5. Le savoir-faire en équipe et la réflexion sur la recherche-action pédagogique.

Un des points forts consistait à comprendre la spécificité de la recherche-action existentielle appliquée à une situation de formation. L'originalité apparaissait dans l'objet de connaissance : une recherche-action pédagogique (celle des étudiants de l'unité) prenant appui sur une autre recherche-action pédagogique (celle des chercheurs du « Croisement des savoirs »).

Les étudiants de chaque équipe se sont vite persuadés de la difficulté à travailler en commun en vue de réaliser un travail acceptable pour le reste des membres de l'unité. Il a fallu passer par des médiations, savoir réfréner des pulsions narcissiques, ne pas négliger les nécessités de 'organisation, respecter la solidarité de l'équipe, mettre en question les étudiants paresseux. De nombreuses équipes ont dû se réunir chez les uns ou les autres, à la fin du semestre, avant de passer l'épreuve de présentation de leur travail devant les autres étudiants, le professeur et les intervenants extérieurs. Les étudiants ont eux-mêmes pris contact avec le Mouvement ATD Quart Monde pour lui demander son aide et son intervention en fin de parcours. Il leur était interdit d'aller voir les militants du Quart Monde avant de connaître parfaitement le travail de recherche accompli par ces derniers. Il s'agissait de pouvoir partager avec eux un intérêt de connaissance et non d'aller voir des « bêtes curieuses »... Mais ma prudence était superflue tant l'implication des étudiants s'enracinait dans leur démarche.
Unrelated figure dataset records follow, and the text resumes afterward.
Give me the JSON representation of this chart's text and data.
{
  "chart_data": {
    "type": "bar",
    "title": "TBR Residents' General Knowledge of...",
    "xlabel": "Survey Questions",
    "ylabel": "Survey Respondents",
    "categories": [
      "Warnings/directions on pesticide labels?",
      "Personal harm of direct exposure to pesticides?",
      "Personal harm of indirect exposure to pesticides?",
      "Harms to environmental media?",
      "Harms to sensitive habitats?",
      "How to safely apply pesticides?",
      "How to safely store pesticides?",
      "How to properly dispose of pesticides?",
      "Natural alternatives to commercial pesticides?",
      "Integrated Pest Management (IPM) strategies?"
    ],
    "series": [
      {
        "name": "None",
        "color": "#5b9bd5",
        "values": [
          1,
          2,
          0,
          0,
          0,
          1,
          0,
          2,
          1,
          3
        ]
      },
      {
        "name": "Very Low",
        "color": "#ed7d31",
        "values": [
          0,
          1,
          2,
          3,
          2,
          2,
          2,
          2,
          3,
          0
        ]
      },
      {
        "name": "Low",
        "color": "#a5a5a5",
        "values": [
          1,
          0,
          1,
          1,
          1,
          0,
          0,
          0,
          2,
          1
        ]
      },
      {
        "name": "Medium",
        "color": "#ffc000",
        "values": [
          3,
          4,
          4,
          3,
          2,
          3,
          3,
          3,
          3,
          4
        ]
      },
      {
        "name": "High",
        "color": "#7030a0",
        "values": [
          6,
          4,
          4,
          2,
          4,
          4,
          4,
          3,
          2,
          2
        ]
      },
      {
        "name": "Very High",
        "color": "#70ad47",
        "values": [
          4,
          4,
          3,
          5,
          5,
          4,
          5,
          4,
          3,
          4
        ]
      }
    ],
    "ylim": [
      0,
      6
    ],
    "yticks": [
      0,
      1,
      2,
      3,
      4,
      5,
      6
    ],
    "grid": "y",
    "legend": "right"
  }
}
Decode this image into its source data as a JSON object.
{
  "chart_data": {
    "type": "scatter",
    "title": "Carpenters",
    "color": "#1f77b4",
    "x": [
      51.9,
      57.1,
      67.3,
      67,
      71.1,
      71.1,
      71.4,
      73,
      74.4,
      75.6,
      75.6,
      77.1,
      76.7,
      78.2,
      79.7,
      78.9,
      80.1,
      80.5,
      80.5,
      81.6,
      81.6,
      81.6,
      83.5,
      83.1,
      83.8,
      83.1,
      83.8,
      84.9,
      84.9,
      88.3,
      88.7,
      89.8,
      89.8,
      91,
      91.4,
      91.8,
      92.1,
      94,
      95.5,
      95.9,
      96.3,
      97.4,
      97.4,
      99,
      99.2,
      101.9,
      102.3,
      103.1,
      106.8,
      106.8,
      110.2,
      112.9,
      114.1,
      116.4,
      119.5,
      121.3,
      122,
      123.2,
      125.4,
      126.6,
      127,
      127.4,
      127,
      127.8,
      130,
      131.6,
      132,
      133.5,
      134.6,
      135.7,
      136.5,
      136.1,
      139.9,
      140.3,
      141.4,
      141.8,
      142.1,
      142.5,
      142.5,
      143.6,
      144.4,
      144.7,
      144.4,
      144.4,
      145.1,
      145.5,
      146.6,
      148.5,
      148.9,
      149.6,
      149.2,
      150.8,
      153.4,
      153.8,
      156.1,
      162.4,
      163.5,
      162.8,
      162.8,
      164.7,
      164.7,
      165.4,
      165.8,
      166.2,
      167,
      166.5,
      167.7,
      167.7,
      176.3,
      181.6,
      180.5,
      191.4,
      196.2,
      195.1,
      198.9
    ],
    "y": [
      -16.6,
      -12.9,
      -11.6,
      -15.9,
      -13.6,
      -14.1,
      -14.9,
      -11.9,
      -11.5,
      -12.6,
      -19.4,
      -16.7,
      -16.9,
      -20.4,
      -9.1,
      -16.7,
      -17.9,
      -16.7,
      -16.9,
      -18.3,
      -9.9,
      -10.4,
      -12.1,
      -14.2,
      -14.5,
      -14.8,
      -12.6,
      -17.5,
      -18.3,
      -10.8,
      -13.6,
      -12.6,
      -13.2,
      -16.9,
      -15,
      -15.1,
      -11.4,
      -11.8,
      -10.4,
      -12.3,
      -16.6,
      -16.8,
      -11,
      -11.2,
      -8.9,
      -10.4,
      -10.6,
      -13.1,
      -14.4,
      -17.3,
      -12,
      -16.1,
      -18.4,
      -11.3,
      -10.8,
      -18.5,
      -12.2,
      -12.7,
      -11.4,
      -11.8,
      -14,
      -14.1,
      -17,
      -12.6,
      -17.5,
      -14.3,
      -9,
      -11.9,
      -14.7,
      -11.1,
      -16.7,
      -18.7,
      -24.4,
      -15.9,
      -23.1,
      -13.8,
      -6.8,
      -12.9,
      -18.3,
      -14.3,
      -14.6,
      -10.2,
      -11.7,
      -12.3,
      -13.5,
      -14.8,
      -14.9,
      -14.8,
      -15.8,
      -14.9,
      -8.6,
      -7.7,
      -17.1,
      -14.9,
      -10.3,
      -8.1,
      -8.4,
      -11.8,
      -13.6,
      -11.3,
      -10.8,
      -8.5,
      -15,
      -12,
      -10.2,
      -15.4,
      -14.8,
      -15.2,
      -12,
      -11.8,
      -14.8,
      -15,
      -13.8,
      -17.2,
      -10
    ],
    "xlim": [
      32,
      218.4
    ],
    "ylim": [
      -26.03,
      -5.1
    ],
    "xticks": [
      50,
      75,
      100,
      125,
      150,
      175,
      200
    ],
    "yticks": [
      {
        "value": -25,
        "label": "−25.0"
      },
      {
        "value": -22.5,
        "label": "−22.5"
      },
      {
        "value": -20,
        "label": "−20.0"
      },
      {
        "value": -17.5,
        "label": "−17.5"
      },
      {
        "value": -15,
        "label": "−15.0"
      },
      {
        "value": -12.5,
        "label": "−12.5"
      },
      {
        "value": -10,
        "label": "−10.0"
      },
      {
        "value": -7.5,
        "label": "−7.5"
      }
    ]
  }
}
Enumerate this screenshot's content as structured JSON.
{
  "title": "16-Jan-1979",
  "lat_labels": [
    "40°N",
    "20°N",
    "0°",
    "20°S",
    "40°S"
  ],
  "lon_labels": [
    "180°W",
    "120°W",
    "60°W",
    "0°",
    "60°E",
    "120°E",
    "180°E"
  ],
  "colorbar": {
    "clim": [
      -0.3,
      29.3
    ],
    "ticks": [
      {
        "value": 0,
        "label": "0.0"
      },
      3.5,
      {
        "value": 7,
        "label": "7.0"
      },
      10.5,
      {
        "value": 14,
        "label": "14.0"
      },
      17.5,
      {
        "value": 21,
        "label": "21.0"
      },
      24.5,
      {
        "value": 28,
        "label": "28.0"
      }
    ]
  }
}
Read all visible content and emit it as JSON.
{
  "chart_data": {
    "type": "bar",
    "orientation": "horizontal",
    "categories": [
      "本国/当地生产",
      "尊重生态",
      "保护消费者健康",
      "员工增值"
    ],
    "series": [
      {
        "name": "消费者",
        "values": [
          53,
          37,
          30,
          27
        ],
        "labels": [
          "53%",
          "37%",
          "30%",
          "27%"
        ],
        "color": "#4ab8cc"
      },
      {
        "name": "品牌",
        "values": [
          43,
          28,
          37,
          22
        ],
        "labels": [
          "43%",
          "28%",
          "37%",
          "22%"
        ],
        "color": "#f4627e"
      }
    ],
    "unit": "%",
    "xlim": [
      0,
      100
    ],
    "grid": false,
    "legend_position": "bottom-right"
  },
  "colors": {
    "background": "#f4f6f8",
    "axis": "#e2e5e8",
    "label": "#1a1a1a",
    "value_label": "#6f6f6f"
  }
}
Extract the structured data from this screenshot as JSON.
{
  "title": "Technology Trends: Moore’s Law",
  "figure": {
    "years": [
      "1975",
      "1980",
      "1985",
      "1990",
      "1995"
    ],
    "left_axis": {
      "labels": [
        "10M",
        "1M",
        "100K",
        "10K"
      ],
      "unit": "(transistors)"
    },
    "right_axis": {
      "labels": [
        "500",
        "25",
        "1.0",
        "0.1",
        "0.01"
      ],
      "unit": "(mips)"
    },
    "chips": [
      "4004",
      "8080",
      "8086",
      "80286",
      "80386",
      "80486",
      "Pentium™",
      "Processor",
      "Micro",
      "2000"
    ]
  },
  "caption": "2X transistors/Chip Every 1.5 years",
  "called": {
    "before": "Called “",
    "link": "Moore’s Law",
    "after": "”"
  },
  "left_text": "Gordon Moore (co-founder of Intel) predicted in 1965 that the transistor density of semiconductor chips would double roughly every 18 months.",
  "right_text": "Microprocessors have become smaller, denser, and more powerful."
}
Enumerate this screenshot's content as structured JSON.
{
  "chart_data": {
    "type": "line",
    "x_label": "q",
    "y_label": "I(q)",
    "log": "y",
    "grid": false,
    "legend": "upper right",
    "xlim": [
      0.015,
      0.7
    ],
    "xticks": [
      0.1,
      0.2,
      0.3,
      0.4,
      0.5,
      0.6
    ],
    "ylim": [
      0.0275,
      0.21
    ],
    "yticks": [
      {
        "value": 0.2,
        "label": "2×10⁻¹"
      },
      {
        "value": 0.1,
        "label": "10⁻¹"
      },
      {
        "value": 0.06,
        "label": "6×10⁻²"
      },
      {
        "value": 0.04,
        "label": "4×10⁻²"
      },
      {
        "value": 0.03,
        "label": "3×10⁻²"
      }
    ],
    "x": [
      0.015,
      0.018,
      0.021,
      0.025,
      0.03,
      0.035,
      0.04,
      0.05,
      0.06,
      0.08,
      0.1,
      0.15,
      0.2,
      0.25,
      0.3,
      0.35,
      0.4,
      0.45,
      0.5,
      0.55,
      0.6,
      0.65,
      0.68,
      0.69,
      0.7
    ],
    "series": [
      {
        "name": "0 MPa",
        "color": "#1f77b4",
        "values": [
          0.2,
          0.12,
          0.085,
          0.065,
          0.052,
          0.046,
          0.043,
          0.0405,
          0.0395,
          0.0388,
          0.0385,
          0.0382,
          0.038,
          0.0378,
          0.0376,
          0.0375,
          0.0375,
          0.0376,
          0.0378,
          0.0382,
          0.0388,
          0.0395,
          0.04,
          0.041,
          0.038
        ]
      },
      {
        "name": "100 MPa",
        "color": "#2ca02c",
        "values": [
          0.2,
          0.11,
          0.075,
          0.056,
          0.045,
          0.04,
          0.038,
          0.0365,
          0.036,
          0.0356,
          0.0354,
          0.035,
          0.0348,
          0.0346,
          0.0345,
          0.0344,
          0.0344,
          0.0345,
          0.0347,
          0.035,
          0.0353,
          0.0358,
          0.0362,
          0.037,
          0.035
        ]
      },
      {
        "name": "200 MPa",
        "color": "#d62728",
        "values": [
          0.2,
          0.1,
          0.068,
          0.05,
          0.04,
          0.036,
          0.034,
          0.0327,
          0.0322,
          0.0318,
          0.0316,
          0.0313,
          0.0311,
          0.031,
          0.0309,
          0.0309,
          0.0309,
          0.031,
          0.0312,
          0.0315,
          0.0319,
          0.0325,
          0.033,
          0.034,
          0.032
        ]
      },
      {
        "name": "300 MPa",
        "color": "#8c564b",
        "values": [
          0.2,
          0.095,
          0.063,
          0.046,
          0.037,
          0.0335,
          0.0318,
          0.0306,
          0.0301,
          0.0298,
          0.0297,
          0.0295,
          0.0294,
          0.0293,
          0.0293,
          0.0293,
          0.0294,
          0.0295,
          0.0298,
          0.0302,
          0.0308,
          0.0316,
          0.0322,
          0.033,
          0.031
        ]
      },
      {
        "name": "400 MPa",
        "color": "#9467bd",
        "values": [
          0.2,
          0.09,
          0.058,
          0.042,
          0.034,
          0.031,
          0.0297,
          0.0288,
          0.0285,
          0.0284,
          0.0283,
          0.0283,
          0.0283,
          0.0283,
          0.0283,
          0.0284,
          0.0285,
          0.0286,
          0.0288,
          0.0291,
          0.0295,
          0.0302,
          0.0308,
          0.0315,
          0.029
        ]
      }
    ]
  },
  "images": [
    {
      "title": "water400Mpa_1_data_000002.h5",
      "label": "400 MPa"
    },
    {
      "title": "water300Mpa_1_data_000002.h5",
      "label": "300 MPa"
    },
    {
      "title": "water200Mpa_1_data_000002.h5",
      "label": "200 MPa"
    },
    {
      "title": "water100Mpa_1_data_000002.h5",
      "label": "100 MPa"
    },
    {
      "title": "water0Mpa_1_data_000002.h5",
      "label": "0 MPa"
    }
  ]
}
6. Une autre relation à l'enseignant et aux intervenants extérieurs.

Cette méthode d'enseignement universitaire, complètement liée à l'esprit de recherche, favorise un autre type de relation pédagogique dans l'enseignement supérieur. A une époque où la violence et le malentendu entre enseignants et élèves commencent à déborder dans l'enseignement supérieur, il faudrait réfléchir à une autre manière de « faire cours ». L'université Paris 8, naguère, était réputée pour son innovation à ce sujet. Depuis plusieurs années, nous assistons à une « reprise en main » par les tenants d'une pédagogie magistrale centrée sur la transmission des savoirs académiques. On pense que par ce biais la violence diminuera et le savoir s'accomplira. C'est malheureusement un leurre évident qu'ont montré, depuis la fin du XIXème siècle, toutes les pédagogies nouvelles. Mon expérience de trente années dans l'enseignement supérieur me prouve, au contraire, que le savoir se transmet d'autant mieux qu'il est ancré sur la vie affective et l'expérience de chaque étudiant. Les intervenants du Mouvement ATD Quart Monde ont pu se rendre compte de la passion des étudiants à transmettre le résultat de leurs réflexions. Les discussions qui ont suivi leurs interventions étaient à la fois conviviales et de grande qualité.

Les limites de l'entreprise pédagogique.

Evidemment, ce type de pratique pédagogique présente des limites. Elles relèvent du temps, du nombre, du thème d'étude, de la disponibilité des intervenants et de la compétence de l'enseignant. Cet enseignement demande en effet du temps. Il ne faut pas être trop pressé. Les étudiants doivent trouver leurs repères, leurs marques de confiance. Une pédagogie de l'efficacité « managériale » n'est pas de mise ici. Il faut proclamer le « bon usage de la lenteur » dont nous parle Pierre Sansot (Manuels Payot, 1998). On comprendra que cette pratique se heurte à la « rationalisation des choix budgétaires » comme le disent si gravement nos gestionnaires politiques. D'autant que le nombre des étudiants ne saurait dépasser la trentaine sans tomber dans des difficultés de plus en plus insurmontables.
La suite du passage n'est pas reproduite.